L’auteur Robert Bernier l’affirme sans ambages: «L’art de Pierre Ayot n’a rien de revendicateur, l’artiste préférant se tenir loin des questions sociales et politiques».1 L’œuvre de Pierre Ayot (1943-1995), l’un des plus illustres représentants du courant pop-art au Québec est, à ce titre, ludique, éclatée, ancrée dans les objets du quotidien. «Rien de revendicateur» – voilà le jugement souvent apposé au pop-art, qui propose «une beauté certaine, mais triviale».2
Pierre Ayot, Ma mère revenant de son shopping, 1967, Sérigraphie, 92,0 × 74,4 cm © Succession Pierre Ayot/SODART (Montréal) 2007, Collection du Musée d'art de Joliette
Pourtant, l’œuvre de Ayot – comme celles de la plupart des artistes pop-art – me semble tout sauf triviale et non revendicatrice. Au-delà des clichés habituels sur ce courant, le pop-art offre bien plus qu’une représentation picturale des objets du quotidien, une récupération du marketing ou une esthétisation de la société de consommation.

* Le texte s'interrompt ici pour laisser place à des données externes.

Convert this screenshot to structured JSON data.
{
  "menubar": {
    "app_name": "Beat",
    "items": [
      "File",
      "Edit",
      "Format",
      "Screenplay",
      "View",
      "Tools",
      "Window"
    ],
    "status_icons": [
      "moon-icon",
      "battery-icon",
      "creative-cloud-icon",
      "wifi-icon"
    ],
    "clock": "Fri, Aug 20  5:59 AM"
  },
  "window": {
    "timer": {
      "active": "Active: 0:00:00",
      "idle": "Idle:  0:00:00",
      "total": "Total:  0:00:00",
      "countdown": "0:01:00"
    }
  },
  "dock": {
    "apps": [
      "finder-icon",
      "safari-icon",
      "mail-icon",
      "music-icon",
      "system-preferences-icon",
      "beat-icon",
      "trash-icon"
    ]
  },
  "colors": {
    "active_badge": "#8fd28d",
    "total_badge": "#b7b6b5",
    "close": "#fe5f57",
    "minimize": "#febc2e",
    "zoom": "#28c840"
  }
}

Il s’ancre dans la culture historique d’une époque. Le « toaster » de Ayot (T'as encore laissé brûler mes toasts, 1969) ou ses distributrices de gommes à mâcher (... et boule de gomme, 1972) ou sa pin-up au sac d’épicerie Steinberg (Ma mère revenant de son shopping, 1967) sont datés et s’inscrivent dans une réalité socio-historique bien précise. Elles ont un sens. Elles sont populaires.
Or, quel est le sens actuel, plus de 45 ans après, de Ma mère revenant de son shopping? Particulièrement pour quelqu’un n’ayant pas vécu cette époque? Laissons de côté l’expérience esthétique pure que peut procurer cette œuvre. Laissons aussi de côté ce qu’elle nous enseigne de la société de consommation de la fin des années 1960. Quel sens s’en dégage-t-il en 2013?